The work is proceeding apace here in the Admissions Office. Our workplace attire is sliding from business, to business casual, to nice casual, to…whatever. Meanwhile, I’ll keep moving up the spectrum of possible admissions decisions.
Continuing along the spectrum from deny to admit, the next decision category is the waitlist, which can be seen as an opportunity or a curse. Each year, after admitting a group of students, we’ll offer a place on the waitlist to another promising group — applicants whose credentials are solid overall, and yet just a little less solid than the applicants we’ve admitted. (A waitlist is what it sounds like — a list of people waiting for a place to open up in the entering class.) Some years, we draw a significant number of students from the waitlist. Occasionally, we don’t admit any. But most years we admit a few.
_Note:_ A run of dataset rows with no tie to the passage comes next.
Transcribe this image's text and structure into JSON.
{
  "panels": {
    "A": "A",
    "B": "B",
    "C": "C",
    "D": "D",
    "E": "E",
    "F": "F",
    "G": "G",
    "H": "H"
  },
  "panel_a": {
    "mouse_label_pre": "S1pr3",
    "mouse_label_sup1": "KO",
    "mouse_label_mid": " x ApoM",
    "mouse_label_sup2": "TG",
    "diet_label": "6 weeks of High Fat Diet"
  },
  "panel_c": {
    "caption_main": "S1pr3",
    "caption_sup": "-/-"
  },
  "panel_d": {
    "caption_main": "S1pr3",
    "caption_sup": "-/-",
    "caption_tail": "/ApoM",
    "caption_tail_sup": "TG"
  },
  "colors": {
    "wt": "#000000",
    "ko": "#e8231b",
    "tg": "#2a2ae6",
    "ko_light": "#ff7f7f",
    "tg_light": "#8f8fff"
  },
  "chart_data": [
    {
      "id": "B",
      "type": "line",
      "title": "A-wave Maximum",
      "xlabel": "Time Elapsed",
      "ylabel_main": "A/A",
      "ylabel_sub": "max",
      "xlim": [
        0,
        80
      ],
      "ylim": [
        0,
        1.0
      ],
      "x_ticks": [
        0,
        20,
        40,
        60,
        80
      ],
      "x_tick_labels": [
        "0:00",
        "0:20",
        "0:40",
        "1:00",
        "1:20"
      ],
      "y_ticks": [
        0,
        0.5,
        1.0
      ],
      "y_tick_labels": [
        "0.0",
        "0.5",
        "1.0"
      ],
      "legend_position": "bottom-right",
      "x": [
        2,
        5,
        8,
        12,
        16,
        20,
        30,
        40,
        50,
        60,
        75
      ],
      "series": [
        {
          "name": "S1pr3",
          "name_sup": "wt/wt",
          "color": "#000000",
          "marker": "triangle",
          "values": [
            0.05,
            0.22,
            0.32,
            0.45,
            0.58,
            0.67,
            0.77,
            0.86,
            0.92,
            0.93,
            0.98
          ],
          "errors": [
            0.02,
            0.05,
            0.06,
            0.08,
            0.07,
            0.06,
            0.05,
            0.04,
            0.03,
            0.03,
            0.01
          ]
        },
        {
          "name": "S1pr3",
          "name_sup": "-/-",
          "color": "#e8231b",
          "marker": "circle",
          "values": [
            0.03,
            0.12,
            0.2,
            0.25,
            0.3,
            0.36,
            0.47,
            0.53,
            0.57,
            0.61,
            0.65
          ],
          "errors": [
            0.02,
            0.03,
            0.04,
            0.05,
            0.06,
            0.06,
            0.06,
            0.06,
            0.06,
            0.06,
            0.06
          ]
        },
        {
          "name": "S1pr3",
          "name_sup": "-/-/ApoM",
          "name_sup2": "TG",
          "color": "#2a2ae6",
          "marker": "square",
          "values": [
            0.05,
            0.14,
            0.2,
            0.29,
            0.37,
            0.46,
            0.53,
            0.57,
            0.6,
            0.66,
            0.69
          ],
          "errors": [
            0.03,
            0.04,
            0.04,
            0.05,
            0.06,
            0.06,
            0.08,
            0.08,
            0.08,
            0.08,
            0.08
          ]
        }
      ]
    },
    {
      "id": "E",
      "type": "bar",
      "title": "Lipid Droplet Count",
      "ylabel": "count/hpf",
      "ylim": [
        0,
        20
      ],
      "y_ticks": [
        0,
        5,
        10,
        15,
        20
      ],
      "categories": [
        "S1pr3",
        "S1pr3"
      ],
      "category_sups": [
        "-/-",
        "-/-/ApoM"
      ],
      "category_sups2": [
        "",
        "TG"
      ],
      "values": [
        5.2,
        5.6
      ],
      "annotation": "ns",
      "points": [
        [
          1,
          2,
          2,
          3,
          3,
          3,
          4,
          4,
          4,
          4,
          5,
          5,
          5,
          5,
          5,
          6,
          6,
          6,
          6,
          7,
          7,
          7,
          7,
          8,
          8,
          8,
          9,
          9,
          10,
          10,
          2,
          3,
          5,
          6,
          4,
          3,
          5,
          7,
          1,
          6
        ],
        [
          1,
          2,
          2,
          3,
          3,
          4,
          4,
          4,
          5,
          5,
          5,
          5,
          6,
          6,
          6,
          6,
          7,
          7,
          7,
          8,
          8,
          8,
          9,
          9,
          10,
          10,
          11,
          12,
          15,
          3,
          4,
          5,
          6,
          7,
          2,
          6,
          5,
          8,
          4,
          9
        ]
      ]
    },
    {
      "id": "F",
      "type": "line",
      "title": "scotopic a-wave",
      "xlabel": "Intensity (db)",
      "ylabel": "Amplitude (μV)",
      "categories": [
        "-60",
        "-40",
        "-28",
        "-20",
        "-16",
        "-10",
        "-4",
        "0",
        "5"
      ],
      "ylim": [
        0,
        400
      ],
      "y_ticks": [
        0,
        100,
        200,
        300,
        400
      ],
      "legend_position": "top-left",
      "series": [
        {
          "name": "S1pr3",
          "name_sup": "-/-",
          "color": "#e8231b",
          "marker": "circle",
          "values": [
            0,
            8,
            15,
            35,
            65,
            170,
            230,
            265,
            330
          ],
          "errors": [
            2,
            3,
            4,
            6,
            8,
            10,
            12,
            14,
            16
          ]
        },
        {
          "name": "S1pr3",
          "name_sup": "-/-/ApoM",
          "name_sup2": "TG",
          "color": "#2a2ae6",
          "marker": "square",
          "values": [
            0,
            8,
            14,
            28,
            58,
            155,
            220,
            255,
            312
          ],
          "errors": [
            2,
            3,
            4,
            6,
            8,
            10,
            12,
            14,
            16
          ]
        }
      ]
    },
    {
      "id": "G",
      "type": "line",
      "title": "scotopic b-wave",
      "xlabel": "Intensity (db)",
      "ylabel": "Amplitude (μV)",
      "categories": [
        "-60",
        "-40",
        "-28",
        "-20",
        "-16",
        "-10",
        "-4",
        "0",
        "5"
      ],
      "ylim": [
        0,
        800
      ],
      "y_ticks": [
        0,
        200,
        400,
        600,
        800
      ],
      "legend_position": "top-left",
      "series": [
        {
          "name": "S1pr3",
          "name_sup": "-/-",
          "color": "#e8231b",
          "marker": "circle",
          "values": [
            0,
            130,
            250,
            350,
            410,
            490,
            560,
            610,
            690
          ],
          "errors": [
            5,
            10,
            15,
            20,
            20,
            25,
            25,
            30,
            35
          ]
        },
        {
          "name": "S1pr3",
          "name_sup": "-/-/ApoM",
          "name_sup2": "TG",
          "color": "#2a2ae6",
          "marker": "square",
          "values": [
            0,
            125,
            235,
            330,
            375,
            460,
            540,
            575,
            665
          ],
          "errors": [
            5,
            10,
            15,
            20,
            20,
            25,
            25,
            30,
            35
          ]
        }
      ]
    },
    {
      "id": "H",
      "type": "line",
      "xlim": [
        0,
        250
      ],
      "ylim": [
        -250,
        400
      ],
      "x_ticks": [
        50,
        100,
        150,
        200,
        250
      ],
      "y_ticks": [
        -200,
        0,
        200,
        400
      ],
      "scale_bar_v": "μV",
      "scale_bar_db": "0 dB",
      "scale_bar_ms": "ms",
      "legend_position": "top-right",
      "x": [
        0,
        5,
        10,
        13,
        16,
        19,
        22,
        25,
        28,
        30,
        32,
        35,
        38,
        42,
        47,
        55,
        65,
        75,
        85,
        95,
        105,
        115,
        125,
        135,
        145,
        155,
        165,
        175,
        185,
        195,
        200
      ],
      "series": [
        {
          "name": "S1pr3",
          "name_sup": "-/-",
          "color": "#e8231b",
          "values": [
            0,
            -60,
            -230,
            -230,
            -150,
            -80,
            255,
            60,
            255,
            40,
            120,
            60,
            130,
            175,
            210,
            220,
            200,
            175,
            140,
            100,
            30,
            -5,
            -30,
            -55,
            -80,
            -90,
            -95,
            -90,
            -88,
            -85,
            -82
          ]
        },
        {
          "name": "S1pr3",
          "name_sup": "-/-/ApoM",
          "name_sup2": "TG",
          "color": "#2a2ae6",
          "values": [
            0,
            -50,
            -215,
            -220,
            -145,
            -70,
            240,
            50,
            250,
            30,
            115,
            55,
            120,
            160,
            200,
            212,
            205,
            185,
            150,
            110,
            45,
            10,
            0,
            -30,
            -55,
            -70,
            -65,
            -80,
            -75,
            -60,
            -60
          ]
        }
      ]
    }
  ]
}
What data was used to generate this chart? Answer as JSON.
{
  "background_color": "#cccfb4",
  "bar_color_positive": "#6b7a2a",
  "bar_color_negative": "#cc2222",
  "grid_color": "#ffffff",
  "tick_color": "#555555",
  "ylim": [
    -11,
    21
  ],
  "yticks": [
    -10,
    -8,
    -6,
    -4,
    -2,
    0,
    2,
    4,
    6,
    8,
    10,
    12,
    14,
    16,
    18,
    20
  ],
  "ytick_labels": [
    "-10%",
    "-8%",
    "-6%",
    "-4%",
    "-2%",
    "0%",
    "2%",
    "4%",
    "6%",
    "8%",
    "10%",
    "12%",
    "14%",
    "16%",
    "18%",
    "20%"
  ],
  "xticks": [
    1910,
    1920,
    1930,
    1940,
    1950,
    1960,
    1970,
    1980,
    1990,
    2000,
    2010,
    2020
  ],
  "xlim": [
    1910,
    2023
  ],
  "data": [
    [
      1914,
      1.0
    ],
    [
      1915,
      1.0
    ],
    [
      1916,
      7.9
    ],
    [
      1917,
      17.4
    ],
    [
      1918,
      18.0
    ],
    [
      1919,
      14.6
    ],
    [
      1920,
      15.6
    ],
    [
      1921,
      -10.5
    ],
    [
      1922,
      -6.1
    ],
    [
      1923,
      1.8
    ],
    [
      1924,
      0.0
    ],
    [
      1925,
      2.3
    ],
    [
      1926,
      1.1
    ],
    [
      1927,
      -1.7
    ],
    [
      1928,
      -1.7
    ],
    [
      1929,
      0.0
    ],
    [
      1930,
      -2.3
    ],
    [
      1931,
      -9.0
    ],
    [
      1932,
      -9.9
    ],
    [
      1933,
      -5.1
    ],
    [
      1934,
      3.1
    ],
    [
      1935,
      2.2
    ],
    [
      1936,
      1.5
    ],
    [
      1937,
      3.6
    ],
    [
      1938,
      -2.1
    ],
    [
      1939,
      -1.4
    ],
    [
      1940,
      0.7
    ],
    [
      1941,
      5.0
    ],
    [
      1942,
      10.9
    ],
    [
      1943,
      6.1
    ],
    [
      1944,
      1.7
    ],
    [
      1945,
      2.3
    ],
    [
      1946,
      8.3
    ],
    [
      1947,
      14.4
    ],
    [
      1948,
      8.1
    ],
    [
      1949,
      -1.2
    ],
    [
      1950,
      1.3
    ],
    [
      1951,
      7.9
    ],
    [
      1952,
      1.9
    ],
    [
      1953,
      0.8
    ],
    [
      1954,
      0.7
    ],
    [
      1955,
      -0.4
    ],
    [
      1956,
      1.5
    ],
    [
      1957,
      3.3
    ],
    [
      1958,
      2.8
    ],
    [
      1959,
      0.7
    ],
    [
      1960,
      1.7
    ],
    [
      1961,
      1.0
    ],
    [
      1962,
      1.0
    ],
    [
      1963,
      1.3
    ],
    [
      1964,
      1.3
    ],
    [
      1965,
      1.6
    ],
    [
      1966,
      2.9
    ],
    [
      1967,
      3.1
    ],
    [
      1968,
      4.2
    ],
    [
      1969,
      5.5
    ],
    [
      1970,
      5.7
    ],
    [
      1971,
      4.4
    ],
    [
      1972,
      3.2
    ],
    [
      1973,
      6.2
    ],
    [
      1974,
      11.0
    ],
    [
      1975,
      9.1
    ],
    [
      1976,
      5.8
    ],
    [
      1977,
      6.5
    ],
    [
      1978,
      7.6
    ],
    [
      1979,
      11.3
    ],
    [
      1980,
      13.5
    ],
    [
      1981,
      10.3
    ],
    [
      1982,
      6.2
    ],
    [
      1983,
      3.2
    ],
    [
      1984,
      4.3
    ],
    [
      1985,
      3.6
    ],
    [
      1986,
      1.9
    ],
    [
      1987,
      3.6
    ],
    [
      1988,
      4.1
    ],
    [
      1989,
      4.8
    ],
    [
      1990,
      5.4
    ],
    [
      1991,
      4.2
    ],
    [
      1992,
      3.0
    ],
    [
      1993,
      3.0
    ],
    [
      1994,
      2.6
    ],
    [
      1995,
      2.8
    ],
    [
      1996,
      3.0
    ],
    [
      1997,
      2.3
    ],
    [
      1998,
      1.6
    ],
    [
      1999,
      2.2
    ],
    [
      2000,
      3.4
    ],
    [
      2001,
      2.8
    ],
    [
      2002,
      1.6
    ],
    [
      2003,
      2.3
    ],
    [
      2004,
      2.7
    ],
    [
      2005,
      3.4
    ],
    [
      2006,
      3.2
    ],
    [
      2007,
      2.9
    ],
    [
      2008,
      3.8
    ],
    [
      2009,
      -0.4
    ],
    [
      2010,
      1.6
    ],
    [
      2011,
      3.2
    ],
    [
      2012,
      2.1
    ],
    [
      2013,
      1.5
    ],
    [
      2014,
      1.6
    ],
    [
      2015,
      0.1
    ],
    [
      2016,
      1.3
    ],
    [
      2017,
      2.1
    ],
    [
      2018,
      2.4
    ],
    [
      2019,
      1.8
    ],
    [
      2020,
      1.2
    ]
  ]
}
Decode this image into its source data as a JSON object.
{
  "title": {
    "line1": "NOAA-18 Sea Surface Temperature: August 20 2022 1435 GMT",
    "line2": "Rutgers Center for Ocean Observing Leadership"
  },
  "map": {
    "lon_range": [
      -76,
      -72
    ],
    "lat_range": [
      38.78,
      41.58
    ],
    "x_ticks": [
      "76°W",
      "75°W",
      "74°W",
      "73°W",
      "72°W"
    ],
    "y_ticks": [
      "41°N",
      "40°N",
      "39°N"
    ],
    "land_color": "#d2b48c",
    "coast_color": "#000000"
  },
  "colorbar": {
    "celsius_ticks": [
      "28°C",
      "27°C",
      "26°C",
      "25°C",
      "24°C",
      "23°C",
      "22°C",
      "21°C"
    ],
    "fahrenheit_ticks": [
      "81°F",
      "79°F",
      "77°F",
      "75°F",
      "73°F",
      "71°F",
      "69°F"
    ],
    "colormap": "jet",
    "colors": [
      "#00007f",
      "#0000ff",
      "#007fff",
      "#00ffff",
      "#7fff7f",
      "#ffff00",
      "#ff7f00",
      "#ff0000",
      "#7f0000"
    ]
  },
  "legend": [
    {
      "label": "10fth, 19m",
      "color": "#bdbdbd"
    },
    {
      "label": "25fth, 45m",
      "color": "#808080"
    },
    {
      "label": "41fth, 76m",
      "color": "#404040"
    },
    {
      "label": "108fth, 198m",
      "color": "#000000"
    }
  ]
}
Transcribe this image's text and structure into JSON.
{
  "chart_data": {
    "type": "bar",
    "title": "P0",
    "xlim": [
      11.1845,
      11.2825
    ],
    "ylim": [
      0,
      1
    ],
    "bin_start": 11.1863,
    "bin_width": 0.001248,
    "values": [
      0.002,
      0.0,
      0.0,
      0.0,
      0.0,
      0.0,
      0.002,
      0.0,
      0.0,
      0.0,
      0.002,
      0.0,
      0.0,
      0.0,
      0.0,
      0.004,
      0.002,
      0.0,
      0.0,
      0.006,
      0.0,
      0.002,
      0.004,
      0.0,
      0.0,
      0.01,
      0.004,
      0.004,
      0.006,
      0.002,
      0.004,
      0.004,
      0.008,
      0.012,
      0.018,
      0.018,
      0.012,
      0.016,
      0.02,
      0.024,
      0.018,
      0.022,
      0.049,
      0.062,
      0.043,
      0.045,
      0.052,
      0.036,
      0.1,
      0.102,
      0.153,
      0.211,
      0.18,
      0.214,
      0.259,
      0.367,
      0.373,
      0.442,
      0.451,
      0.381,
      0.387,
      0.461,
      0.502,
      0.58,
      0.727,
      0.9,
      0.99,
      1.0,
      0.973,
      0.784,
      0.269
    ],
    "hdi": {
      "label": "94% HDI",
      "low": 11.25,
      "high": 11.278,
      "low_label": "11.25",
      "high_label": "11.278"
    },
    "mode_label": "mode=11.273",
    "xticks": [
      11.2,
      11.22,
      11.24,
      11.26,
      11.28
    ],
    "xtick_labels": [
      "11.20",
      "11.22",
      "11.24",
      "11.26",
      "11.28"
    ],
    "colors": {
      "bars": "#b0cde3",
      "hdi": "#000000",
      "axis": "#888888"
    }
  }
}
That’s the opportunity part.
It can be hard for waitlisted applicants to get a handle on what this decision means for them, which is understandable. We’ve tried to help by creating an FAQ list. But even the FAQ list will leave waitlisted applicants wondering about their own prospects. The challenge is that, when decisions go out, we can’t even answer the most basic question: How many people are on the waitlist? And that’s because, in March, it doesn’t matter whether we make 10, 100, or 1,000 waitlist offers. What matters is how may people decide to accept a spot on the list. So let’s say we make 100 offers. If 60 people decide not to wait, then the relevant number is 40. We don’t rank our waitlist, and when it comes time to make an offer of admission, we go back to the applications and figure things out.
Applicants offered a place on the waitlist can take until May 1 to decide whether to wait. It would be very unusual for us to make an offer of admission before May 1 — most of our work with the waitlist takes place in May or June, though we’ll keep a list into the summer. That’s where the curse (or cursing) comes in. The waitlist involves, well, waiting.
All members of the Fletcher Admissions staff know that the extra waiting is unwelcome. But for some applicants who focus on the opportunity rather than the curse, the waitlist represents a final chance for admission.
One last thing: While we won’t provide feedback for applications still active on the waitlist, we will answer this question: Is there any further information that the Committee on Admissions would like from me at this time? That gives us a chance to check your application and see if the Committee wanted to see, for example, a higher TOEFL score. (Send the question by email, and mention that the blog told you to ask!) Even if the Committee didn’t want anything special, waitlisted applicants are invited to send us an update. New grades or test scores, an updated résumé, a link to a publication — any new information you wish to share will be welcome. I’ll post a bit more about this after decisions have finally been released.